Rubio may be a talented young conservative with political savvy enough to ascend to the top of the Florida House. His future is promising, no doubt. But no matter the difficulty and skill required in becoming House Speaker, it does not carry with it anywhere near the political capital that holding statewide office does, and for that reason I think it is reasonable to assume (as the NRSC does) that yes, Crist is the better suited to win a statewide race of the two.
A statewide office holder has run and won statewide. A state representative – even one serving as Speaker of the House – has been elected only by a tiny fraction of the people of the state. He lacks the constituency or name ID of a statewide official.
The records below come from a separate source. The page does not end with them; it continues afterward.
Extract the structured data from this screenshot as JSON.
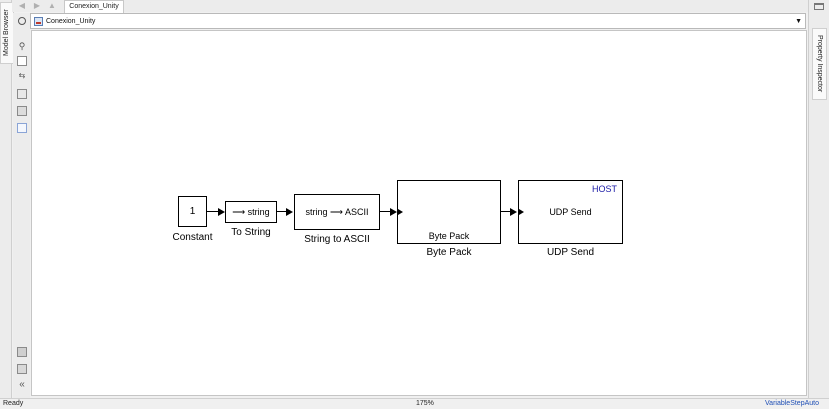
{
  "sidebar_left": {
    "label": "Model Browser"
  },
  "sidebar_right": {
    "label": "Property Inspector"
  },
  "tab": {
    "title": "Conexion_Unity"
  },
  "address_bar": {
    "path": "Conexion_Unity",
    "dropdown_icon": "chevron-down-icon"
  },
  "nav": {
    "back_icon": "arrow-left-icon",
    "forward_icon": "arrow-right-icon",
    "up_icon": "arrow-up-icon"
  },
  "toolbar": {
    "icons": [
      "zoom-icon",
      "fit-view-icon",
      "signal-arrows-icon",
      "image-icon",
      "image-alt-icon",
      "area-icon",
      "camera-icon",
      "library-icon",
      "collapse-left-icon"
    ]
  },
  "blocks": {
    "constant": {
      "value": "1",
      "label": "Constant"
    },
    "to_string": {
      "content": "⟶ string",
      "label": "To String"
    },
    "string_to_ascii": {
      "content": "string ⟶ ASCII",
      "label": "String to ASCII"
    },
    "byte_pack": {
      "content": "Byte Pack",
      "label": "Byte Pack"
    },
    "udp_send": {
      "content": "UDP Send",
      "host": "HOST",
      "label": "UDP Send"
    }
  },
  "colors": {
    "host_text": "#1a1aa6",
    "solver_text": "#1f4fb5"
  },
  "status_bar": {
    "state": "Ready",
    "zoom": "175%",
    "solver": "VariableStepAuto"
  }
}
Crist, in contrast, has won statewide elections three separate times. And he may not be the incumbent Senator, as Hodge points out, but he is the top incumbent statewide officeholder.
In my home state of Missouri, House Speakers have a history of ambition for statewide office. They have a similar history in failing in those ambitions. I wouldn’t be surprised if it were similar elsewhere. I think as Speaker, you see yourself as a statewide official, and in a sense you are. You are in the upper echelon of the state’s politics and you operate in some ways like a statewide official. You court donors in much the same way that a statewide official does, and for all of those reasons, you tend to think that it’s only natural that you should run for statewide office. Then, you run and realize that you simply don’t have the base that another statewide official or even a congressman has.
Back to Erickson’s war against the NRSC. I think it’s almost always wise to support individual candidates as opposed to party committees and the like. The parties and their committees exist to serve the interests of the party, not a political philosophy. Plus, you never know who’s going to control them. Party composition and leadership change over time. So for that reason alone, I would concur with Erickson that for individual conservatives, there are better ways to make political contributions than giving to the NRSC.
Ultimately, I agree that the NRSC should stay out of this race and primaries generally. Its role should be to help Republicans win in general elections, not help some win and others lose in primaries. Let Rubio take his message, both on the issues and the issue of his own electability, directly to Florida Republicans without the interference of the NRSC.